Products containing the hemp derivative CBD are gaining popularity in Minnesota, even though their ingredient lists can be unreliable, their effectiveness is poorly studied, and some sales for medicinal purposes might be crimes in this state.
Fatigued by pain and exhausted by anxiety, customers are flocking to shops — and some clinics and pharmacies — to try CBD products that are supposed to provide the soothing benefits of marijuana without the trippiness.
"Seriously, I really go by this stuff," said Barb Kuehn, 67, an Oak Park Heights woman who receives CBD drops and ointments from her chiropractor for arthritis. "I can't go without having it in my house."
Retailers such as Nothing But Hemp and Minnesota Hempdropz are part of an industry that has expanded in just months from two specialty stores in the Twin Cities to as many as a dozen by spring.

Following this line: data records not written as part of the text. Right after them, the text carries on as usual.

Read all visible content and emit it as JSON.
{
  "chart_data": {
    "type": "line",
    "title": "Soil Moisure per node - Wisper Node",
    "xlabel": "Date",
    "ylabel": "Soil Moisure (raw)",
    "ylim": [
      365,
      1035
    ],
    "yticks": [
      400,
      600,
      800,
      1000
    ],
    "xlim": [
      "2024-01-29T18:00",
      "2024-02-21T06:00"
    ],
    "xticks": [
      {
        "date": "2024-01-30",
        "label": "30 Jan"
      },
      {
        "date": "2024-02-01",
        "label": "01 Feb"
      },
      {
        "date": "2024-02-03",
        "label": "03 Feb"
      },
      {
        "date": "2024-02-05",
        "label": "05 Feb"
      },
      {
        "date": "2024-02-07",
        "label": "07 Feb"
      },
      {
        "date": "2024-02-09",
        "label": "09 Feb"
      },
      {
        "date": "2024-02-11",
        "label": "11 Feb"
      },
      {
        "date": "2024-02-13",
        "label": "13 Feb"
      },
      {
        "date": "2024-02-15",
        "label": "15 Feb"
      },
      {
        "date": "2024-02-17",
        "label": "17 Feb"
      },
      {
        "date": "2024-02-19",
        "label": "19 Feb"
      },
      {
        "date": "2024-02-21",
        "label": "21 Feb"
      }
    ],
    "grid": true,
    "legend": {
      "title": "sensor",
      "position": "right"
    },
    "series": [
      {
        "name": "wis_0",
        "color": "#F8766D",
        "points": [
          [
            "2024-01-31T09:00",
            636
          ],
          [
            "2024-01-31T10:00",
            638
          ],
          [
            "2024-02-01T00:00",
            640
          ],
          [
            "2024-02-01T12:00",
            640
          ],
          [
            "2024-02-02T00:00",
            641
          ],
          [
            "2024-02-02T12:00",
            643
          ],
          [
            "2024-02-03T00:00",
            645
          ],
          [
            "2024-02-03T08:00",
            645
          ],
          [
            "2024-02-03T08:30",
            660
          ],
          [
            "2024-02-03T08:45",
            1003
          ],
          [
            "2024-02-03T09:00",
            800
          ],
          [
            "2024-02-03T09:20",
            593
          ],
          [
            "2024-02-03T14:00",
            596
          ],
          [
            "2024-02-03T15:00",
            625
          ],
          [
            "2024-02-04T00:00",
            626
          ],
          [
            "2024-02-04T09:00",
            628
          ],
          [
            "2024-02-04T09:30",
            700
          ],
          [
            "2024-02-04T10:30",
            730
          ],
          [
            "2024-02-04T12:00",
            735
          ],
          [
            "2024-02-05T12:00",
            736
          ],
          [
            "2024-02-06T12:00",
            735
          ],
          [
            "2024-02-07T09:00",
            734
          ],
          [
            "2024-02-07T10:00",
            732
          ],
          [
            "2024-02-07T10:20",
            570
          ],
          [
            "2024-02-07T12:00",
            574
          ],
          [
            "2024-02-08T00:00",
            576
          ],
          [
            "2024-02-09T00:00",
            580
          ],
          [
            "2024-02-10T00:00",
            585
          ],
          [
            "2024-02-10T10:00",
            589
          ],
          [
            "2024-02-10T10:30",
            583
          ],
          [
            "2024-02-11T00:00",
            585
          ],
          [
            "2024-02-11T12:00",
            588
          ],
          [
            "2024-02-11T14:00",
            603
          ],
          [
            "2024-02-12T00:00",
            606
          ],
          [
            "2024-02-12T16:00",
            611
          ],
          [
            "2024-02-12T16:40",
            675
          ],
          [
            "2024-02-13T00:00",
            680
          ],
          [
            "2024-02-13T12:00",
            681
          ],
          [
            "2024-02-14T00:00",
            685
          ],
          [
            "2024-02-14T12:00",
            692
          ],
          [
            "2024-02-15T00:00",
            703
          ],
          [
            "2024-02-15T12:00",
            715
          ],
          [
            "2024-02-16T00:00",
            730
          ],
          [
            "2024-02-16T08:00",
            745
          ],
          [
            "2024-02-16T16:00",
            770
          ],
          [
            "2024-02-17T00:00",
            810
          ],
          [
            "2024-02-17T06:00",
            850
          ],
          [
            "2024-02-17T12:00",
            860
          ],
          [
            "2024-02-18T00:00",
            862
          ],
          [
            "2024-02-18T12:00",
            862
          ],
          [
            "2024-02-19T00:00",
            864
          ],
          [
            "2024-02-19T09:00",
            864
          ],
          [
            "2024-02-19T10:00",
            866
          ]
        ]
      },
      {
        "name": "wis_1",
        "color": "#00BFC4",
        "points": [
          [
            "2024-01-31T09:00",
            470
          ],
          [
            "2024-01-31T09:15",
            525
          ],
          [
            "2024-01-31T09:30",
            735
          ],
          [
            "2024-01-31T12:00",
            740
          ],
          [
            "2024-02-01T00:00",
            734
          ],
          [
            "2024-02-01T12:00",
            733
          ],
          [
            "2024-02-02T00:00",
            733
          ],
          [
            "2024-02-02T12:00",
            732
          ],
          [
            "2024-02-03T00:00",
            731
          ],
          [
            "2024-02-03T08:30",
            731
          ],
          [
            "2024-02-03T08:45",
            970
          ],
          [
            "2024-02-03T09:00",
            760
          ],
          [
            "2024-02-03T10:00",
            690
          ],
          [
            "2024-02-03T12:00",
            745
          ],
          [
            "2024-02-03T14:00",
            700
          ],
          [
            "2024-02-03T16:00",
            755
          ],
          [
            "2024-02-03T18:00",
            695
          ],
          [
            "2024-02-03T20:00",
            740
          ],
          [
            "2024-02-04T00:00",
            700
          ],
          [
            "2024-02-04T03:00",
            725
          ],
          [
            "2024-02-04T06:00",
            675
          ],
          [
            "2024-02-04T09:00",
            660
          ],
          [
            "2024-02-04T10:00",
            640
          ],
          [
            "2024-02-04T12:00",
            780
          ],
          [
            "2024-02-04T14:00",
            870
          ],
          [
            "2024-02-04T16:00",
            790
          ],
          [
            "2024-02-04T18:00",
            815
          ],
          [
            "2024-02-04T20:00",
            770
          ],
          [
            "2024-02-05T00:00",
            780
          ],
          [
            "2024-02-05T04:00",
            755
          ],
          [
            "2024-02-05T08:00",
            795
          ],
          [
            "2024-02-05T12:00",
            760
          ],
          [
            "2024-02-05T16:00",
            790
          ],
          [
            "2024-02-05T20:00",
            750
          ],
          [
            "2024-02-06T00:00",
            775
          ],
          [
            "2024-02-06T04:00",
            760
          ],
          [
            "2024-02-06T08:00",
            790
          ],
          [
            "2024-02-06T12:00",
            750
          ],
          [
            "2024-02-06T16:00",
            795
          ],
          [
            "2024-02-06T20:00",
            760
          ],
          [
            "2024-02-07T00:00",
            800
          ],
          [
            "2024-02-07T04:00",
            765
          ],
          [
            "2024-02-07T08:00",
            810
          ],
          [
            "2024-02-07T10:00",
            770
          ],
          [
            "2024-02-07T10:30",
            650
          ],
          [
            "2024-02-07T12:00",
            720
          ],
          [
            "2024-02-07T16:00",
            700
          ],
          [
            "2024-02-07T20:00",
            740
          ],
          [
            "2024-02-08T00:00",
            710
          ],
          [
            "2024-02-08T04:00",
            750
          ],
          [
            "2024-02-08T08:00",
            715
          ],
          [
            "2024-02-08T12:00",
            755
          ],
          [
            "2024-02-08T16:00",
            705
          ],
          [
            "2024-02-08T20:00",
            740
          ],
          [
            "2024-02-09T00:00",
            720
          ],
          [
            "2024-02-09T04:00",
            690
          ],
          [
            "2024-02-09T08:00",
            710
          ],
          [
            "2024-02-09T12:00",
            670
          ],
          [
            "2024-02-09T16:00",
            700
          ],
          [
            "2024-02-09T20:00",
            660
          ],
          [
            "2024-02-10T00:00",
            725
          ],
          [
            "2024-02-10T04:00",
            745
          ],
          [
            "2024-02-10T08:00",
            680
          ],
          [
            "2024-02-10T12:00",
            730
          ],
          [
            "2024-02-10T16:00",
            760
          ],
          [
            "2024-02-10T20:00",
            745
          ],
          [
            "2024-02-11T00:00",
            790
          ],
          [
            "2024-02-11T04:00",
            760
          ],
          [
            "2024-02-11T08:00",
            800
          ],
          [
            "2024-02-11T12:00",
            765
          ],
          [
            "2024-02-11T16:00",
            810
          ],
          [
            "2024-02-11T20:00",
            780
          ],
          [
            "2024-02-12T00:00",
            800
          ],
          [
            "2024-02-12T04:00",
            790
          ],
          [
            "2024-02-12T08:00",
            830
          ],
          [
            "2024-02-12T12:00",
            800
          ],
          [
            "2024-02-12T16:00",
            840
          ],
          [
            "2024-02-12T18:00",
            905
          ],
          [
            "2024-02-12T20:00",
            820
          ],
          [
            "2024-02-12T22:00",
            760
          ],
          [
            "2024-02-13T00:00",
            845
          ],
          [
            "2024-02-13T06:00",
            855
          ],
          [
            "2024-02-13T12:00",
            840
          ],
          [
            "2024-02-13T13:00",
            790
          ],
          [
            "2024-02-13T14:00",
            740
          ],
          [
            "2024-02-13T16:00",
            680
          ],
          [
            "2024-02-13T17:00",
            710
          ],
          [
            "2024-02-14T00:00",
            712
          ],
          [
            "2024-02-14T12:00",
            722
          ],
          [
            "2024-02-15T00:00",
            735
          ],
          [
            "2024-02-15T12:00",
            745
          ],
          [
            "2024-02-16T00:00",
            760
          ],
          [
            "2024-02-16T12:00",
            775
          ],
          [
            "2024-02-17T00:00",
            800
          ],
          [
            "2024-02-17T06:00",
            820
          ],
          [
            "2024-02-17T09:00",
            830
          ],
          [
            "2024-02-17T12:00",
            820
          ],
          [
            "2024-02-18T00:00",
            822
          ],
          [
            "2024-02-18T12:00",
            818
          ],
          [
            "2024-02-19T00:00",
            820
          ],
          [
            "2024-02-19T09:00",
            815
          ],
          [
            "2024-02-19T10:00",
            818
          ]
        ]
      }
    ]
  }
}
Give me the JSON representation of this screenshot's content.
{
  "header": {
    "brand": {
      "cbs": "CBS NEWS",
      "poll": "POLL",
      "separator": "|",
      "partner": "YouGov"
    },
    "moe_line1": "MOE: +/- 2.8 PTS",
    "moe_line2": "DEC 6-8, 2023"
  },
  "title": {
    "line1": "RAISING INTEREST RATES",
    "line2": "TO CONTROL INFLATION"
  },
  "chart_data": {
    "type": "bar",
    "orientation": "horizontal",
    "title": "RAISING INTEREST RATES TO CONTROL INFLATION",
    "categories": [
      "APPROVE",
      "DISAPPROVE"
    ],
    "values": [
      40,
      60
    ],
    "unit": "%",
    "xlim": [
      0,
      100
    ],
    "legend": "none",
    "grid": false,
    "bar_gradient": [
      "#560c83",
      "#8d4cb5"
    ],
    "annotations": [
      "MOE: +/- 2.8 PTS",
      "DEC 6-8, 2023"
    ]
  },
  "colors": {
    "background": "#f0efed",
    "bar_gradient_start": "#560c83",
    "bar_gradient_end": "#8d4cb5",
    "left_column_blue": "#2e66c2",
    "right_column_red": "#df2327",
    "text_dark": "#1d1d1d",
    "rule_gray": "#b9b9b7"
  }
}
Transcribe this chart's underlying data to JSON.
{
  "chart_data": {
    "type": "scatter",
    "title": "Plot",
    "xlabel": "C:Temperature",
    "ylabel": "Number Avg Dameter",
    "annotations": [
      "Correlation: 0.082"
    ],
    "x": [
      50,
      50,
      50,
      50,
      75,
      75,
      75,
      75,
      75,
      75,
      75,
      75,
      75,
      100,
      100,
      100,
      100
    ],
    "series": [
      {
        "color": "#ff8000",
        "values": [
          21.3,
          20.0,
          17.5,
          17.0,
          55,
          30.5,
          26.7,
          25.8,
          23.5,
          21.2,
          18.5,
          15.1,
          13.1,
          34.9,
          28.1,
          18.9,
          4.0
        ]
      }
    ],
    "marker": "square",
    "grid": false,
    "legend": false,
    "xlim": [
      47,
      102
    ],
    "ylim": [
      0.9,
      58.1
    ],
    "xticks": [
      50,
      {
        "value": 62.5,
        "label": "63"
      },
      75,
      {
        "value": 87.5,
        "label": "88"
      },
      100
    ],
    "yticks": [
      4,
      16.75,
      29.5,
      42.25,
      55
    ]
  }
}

CBD oils, ointments, inhalants and gummies have, however, emerged in a regulatory and legal vacuum: Federal and state laws permit manufacture of products using hemp — a variant of marijuana that can't produce a high — but don't allow them to be promoted for unproven medical cures or benefits.
The CBD surge has in many ways raced past the ability of regulators to police sales, said Cody Wiberg of the Minnesota Board of Pharmacy. He worries they are treated like consumer products even though CBD behaves like prescription drugs that his agency regulates.
"CBD is pharmacologically active," he said. "It acts like a drug. It is metabolized in the liver by the same enzymes that metabolize 50 to 60 percent of the drugs on the market."
CBD, short for cannabidiol, is one of the two primary compounds in marijuana that affect the human nervous and endocannabinoid systems. The other is tetrahydrocannabinol, or THC, which produces the drug's delirious effects. Hemp is a version of marijuana that is grown with little or no THC.